Bingerville: Le conflit à la chefferie de Mbatto-Bouaké vire au drame

Bingerville: Des violences à Mbatto-Bouaké font un mort
Par David Yala
Publié le 23 août 2021 à 00:48 | mis à jour le 23 août 2021 à 11:26

Le conflit né à la chefferie de Mbatto-Bouaké, village situé dans la sous-préfecture de Bingerville, après la suspension de l'ancien chef Anoman Badiglon Edouard, pour des faits de malversations foncières et recours à la violence, a pris une autre tournure.

Bingerville: Des violences à Mbatto-Bouaké font un mort

Nouveau rebondissement dans la crise de chefferie qui a cours, depuis un an, dans le village de Mbatto-Bouaké. Ce week-end dernier, de nouvelles violences entre camps opposés, ont causé la mort de Jean-Marie Ahiman N’douffou, fils du chef intérimaire N’douffou Gbeï qui avait été nommé en remplacement du chef démis Badiglon Édouard.

Selon des témoins, le jeune homme aurait été tué par des partisans de l'ancien chef du village, l'ont pris à partie après une course poursuite. Son corps sans vie a été découvert, samedi nuit, dans un bas-fond, plongeant le village dans une grande affliction et une colère noire.

Ce n'est que ce dimanche sous le coup de 12h25, que le corps a été enlevé, après que Docteur Koffi Noël, médecin à l’hôpital général de Bingerville, a fait le constat d’une mort violente par coups et blessures. Ce n'est pas la première fois que les partisans très actifs de Monsieur Anoman Badiglon Edouard, s'adonnent à des faits de violence.

Le samedi 13 février 2020, une consultation populaire en vue d’entériner le choix du nouveau chef, désigné par la génération Gnondôh au pouvoir et les doyens du village, n'avait pas pu se tenir après que le chef suspendu, en cavale car recherché par la gendarmerie, avait fait une brève apparition au village pour galvaniser ses partisans et les appeler à empêcher la manifestation.

"Un tel chef n’a plus sa place à la tête du village"

Le jeudi 06 Août 2020, une autre réunion convoquée par les doyens, dans le cadre de la réconciliation générale, avait été perturbée par un groupe de jeunes du village déjà connus comme des partisans actifs de monsieur Anoman Badiglon Edouard. Une crise de succession divise depuis quelques temps les populations de M’Batto-Bouaké après la suspension de Anoman Badiglon Edouard par l’arrêté préfectoral du 21 juillet 2020 puis son remplacement par le chef de la génération au pouvoir Monsieur GBEI N’douffou.

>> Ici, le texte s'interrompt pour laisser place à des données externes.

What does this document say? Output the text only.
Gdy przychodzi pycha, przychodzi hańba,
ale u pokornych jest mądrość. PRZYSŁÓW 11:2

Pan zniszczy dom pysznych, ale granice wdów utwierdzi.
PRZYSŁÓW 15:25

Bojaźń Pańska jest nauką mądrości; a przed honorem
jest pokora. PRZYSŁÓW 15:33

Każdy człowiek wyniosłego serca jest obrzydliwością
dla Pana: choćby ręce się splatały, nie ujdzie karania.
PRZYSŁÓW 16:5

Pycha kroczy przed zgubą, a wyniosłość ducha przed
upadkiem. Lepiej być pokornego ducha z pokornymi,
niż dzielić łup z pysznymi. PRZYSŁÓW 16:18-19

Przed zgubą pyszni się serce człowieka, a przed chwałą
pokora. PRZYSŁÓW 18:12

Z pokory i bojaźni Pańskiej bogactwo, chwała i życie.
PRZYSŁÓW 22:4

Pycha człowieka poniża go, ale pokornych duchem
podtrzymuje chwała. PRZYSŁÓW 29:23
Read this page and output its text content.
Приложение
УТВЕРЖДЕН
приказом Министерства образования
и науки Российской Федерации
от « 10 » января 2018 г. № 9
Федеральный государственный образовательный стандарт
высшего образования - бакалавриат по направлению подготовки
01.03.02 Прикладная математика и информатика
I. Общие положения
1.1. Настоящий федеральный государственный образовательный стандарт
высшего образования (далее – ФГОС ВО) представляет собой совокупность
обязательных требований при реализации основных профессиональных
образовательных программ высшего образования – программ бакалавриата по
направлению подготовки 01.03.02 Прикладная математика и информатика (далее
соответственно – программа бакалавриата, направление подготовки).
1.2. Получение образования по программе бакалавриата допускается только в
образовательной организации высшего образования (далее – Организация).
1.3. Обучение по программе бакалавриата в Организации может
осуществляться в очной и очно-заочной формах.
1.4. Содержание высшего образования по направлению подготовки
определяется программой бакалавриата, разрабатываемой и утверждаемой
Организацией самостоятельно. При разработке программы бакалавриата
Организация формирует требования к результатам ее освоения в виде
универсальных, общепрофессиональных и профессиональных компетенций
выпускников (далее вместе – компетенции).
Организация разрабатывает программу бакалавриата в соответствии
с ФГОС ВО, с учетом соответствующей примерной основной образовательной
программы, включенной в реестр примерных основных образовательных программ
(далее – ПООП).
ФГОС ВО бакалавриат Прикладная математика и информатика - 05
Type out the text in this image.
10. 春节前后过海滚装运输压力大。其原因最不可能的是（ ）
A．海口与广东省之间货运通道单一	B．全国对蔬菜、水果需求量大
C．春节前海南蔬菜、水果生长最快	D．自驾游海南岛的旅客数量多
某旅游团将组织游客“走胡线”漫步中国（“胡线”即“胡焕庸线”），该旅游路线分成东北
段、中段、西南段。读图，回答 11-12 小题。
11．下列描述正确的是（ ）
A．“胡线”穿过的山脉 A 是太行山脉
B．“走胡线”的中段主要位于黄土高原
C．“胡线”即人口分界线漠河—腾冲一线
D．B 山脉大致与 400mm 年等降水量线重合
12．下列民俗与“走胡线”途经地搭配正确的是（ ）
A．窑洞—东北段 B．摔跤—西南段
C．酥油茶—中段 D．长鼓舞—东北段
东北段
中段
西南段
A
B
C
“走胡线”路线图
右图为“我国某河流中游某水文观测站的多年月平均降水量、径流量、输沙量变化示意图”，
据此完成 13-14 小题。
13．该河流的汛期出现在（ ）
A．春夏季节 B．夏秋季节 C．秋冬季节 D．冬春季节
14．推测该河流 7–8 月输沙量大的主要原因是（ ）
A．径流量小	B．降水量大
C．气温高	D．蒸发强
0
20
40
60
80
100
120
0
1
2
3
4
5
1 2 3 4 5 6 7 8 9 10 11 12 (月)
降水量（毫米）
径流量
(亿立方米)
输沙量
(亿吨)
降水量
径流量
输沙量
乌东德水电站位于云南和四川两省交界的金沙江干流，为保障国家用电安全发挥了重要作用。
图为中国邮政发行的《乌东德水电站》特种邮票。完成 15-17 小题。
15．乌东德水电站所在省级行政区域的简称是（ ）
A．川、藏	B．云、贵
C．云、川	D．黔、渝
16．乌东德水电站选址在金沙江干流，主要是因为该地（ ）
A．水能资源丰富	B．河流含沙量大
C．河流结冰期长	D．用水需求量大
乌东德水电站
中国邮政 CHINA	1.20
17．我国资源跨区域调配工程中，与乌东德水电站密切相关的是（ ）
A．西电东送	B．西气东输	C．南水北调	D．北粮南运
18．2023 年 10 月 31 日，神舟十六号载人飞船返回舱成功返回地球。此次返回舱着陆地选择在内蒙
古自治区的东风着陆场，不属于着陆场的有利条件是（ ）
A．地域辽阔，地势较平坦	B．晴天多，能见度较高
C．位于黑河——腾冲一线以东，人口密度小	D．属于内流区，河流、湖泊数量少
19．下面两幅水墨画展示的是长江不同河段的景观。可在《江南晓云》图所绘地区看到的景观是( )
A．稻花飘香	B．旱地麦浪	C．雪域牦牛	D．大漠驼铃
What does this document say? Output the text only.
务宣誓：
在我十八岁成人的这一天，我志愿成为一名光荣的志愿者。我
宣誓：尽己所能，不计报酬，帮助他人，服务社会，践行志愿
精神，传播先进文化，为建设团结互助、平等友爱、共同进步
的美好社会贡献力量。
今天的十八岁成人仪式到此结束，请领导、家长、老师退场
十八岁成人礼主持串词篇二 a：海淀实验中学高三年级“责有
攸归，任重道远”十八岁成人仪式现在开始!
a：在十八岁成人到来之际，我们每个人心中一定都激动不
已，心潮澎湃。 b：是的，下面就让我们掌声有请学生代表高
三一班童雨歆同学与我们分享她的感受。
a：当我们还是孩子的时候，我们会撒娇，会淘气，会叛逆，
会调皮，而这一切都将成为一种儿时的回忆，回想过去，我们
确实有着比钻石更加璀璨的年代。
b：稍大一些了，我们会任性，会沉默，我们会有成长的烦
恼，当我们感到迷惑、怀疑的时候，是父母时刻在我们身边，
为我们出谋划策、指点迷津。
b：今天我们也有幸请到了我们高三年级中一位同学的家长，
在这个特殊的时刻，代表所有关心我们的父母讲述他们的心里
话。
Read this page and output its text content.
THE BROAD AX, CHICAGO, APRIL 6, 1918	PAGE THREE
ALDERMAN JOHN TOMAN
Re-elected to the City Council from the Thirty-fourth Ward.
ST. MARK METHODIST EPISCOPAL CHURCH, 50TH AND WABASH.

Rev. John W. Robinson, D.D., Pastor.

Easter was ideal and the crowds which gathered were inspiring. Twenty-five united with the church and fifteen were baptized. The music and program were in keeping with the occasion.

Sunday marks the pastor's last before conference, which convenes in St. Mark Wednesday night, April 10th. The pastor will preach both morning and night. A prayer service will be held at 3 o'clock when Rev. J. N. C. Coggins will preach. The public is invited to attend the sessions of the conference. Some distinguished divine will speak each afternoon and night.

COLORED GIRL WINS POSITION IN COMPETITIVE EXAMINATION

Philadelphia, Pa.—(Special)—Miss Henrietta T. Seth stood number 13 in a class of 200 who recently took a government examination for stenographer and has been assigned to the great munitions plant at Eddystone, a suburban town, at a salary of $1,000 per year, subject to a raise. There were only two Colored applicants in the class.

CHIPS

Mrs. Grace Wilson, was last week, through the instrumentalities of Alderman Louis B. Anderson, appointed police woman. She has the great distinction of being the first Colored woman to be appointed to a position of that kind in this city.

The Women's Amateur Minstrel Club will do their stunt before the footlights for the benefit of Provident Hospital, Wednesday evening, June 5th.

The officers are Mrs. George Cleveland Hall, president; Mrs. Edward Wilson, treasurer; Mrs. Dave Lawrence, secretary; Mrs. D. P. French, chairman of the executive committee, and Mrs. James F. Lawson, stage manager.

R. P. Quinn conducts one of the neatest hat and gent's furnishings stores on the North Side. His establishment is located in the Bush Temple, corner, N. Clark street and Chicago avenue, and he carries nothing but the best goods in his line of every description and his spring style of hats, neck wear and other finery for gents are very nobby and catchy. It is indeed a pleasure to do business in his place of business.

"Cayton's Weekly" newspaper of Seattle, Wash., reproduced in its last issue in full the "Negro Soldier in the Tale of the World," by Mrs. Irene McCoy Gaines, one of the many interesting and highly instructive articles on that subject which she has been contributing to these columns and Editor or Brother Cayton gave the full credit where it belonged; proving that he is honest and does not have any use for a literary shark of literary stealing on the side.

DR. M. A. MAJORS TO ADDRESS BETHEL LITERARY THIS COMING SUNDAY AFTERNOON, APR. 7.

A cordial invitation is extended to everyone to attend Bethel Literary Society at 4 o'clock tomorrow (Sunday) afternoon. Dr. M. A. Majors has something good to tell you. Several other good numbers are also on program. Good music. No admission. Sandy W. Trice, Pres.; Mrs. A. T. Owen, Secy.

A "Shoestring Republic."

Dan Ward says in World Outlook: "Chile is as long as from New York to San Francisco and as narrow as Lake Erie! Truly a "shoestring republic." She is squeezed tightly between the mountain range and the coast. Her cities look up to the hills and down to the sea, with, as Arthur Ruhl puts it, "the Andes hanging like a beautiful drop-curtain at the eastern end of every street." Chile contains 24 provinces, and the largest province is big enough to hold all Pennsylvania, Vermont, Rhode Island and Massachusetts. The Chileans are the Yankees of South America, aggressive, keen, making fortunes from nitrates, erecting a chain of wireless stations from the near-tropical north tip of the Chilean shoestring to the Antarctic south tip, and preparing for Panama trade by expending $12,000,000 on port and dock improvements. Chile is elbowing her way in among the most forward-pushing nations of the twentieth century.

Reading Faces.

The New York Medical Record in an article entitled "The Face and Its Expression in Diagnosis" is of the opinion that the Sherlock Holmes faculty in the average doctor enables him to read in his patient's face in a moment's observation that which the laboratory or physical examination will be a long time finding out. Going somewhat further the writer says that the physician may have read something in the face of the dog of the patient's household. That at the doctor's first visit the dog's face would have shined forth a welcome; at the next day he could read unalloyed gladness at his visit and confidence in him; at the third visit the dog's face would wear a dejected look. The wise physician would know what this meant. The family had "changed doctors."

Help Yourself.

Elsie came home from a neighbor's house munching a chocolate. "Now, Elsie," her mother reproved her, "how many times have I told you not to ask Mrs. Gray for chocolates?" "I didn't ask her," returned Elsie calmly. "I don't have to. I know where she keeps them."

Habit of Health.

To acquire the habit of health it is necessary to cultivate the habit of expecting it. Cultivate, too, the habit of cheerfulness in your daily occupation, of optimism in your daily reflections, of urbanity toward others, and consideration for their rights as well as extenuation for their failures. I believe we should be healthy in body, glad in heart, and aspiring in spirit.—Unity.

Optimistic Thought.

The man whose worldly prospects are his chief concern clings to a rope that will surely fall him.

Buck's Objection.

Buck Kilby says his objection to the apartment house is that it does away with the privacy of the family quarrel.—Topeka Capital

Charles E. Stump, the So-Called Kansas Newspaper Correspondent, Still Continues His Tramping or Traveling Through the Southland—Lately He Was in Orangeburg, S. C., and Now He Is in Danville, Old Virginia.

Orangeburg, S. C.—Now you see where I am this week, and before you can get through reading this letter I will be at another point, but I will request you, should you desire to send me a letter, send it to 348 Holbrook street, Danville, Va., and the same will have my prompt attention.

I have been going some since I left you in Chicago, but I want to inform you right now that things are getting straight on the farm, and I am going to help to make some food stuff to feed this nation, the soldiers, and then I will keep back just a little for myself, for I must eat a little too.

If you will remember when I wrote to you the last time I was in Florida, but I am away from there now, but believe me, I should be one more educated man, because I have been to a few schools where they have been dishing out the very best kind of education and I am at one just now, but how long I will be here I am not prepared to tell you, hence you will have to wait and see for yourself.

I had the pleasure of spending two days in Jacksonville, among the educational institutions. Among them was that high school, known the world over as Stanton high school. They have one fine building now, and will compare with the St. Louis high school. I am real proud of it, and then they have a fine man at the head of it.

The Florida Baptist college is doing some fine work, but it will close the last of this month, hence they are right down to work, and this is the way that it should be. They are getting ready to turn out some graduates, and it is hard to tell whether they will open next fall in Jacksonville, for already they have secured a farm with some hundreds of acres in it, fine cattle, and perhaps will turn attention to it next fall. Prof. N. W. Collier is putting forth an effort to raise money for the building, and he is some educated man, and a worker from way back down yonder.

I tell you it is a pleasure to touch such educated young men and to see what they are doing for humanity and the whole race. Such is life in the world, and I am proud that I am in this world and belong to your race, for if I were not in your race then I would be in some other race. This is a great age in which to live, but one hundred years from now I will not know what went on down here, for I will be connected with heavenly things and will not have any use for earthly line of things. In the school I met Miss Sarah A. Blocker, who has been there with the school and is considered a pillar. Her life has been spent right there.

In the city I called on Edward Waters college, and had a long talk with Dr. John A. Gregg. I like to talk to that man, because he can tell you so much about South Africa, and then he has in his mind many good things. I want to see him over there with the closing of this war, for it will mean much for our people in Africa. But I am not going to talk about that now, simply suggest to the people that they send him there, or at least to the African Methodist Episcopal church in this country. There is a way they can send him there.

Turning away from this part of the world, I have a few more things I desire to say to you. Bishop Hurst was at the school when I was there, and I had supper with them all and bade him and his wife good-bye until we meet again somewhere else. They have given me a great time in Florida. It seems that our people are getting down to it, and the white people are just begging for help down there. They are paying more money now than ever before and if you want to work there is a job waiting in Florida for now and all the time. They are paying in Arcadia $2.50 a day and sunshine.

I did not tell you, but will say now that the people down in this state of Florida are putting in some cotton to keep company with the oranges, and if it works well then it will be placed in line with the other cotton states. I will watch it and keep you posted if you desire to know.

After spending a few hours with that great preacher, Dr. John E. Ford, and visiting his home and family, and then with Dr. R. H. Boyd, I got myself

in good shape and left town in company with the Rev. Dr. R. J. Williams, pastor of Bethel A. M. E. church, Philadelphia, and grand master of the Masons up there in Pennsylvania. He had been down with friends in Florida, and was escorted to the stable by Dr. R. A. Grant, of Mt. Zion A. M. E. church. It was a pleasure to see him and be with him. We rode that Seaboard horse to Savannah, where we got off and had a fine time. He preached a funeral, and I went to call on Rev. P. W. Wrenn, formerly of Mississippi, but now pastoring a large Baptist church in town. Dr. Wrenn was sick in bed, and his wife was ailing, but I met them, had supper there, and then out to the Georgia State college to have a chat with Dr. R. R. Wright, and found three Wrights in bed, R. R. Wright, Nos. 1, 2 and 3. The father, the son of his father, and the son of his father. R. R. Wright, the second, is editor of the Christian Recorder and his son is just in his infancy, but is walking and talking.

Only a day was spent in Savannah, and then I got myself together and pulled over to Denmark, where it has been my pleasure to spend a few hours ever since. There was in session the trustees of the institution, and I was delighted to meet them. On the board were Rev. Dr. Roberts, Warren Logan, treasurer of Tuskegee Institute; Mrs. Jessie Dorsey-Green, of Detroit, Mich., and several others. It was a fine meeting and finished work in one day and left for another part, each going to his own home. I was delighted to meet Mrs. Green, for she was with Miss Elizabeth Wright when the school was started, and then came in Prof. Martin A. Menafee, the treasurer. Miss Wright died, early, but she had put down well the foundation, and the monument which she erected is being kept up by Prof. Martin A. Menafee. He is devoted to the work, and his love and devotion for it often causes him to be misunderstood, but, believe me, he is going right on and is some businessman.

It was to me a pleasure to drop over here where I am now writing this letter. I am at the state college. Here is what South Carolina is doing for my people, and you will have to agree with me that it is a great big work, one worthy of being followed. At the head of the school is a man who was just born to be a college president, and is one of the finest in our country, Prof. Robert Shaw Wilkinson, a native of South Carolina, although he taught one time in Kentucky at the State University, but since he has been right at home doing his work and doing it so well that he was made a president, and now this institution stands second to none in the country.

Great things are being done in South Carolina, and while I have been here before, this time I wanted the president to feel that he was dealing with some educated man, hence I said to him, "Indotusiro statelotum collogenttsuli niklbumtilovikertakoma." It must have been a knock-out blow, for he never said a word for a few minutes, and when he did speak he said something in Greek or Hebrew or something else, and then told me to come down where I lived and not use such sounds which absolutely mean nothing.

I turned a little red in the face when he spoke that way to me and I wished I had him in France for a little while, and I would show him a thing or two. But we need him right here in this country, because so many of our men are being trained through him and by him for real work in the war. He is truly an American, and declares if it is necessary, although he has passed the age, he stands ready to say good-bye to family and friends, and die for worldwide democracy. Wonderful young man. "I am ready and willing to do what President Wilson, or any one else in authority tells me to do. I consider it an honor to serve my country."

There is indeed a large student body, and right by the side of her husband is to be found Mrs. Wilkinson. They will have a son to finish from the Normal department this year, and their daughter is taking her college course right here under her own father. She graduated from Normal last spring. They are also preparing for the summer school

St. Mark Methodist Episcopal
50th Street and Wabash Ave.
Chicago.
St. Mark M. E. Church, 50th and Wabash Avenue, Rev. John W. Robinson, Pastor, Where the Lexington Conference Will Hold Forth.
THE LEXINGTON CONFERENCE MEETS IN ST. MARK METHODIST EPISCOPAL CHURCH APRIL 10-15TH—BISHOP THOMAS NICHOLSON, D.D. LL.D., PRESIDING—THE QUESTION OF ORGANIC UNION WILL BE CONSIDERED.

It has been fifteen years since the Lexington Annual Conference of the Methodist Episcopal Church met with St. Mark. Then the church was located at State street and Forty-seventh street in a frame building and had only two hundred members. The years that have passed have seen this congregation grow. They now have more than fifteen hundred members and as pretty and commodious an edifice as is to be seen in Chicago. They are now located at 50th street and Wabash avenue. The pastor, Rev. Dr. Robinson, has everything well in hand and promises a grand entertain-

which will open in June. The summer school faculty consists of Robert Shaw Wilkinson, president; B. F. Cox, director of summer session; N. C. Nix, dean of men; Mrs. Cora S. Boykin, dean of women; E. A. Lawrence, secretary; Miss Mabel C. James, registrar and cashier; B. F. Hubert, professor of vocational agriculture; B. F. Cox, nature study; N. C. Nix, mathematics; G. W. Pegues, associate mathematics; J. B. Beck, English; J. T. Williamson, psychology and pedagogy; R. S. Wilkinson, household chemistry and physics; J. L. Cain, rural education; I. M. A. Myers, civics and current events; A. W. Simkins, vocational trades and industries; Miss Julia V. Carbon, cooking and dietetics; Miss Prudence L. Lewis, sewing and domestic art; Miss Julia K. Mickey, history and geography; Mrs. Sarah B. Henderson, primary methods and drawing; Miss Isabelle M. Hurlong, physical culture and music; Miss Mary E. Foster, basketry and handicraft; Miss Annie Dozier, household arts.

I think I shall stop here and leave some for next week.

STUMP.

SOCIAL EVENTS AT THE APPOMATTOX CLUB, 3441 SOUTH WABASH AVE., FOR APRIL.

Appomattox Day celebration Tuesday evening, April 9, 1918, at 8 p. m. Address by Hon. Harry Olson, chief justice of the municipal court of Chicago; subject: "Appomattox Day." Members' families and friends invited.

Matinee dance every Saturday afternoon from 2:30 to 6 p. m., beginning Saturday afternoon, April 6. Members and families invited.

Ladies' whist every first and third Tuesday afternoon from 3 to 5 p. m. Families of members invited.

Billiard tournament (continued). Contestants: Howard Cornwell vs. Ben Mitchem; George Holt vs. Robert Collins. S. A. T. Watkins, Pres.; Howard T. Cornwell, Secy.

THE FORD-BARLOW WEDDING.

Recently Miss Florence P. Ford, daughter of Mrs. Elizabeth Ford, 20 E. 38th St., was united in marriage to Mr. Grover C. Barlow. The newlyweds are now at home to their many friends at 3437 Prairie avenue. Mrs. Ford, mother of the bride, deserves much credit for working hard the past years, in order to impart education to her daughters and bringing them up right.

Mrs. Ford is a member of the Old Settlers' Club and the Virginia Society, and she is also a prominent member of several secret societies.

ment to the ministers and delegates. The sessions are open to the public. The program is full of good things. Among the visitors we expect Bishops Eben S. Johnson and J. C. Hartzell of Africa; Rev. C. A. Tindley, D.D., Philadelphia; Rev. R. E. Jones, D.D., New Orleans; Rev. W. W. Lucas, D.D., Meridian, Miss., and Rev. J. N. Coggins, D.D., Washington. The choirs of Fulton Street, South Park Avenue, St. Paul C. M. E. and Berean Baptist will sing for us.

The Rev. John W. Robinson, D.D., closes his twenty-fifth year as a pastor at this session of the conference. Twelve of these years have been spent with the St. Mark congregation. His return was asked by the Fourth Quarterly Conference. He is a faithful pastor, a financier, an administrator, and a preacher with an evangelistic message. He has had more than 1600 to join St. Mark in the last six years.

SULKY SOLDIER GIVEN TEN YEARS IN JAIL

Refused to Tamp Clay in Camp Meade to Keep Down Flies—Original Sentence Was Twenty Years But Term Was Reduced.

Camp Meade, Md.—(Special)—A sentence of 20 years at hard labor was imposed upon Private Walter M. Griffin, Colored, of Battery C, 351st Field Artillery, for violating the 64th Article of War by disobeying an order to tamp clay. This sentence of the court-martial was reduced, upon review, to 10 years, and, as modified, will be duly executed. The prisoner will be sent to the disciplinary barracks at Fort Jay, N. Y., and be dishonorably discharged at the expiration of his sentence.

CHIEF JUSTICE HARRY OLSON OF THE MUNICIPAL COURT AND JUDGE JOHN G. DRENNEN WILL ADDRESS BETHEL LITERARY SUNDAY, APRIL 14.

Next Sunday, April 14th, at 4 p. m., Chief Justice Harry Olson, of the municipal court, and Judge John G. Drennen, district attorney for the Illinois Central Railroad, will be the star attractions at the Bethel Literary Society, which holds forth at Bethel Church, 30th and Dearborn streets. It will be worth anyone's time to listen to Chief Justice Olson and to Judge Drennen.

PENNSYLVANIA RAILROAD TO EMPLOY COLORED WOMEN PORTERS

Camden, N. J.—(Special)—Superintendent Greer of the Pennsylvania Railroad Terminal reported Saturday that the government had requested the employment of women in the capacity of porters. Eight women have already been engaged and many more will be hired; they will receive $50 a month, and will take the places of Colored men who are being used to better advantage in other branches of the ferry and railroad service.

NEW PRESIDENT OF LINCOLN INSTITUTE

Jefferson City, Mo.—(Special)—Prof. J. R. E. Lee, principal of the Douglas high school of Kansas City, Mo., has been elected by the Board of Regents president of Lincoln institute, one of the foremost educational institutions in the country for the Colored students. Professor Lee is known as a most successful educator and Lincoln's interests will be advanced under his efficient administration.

Lors d'une conférence de presse, récemment à Abidjan, le notable Kouadjo Agobey confiait que M. Anoman Badiglon Edouard entretiendrait une milice au village, milice composée de jeunes gens déscolarisés à qui il donne régulièrement de l’argent, de la drogue pour exercer la violence sur ceux qui veulent s’opposer à lui et surtout empêcher le chef intérimaire de travailler.

Selon lui, plusieurs faits sont reprochés à l’ancien chef du village: ventes illicites de terrains et les abus de biens sociaux. La suspension de Monsieur Anoman Badiglon Edouard serait la conséquence de trois faits : la suspension de sa signature par le ministère de la construction et de l’urbanisme, son incapacité à présenter au préfet qui le lui demande, le bilan de sa gestion et enfin le rapport du sous-préfet de Bingerville sur sa gestion.

“Il s’agit pour nous de sauver l’avenir de toute une population, avenir mis en danger par un chef du village qui ne pense qu’aux siens et à ses intérêts personnels. Pour y parvenir, il utilise la violence comme système de gouvernance en engageant d’énormes moyens financiers provenant des malversations faites au détriment de la population. Pour toutes ces raisons, il est aujourd’hui poursuivi de toutes parts par la justice. Un tel chef n’a plus sa place à la tête du village et nous prions nos Autorités compétentes de trouver une solution définitive, qui est pour nous la validation du choix du nouveau chef”, dixit M. Kouadjo Agobey Jérôme.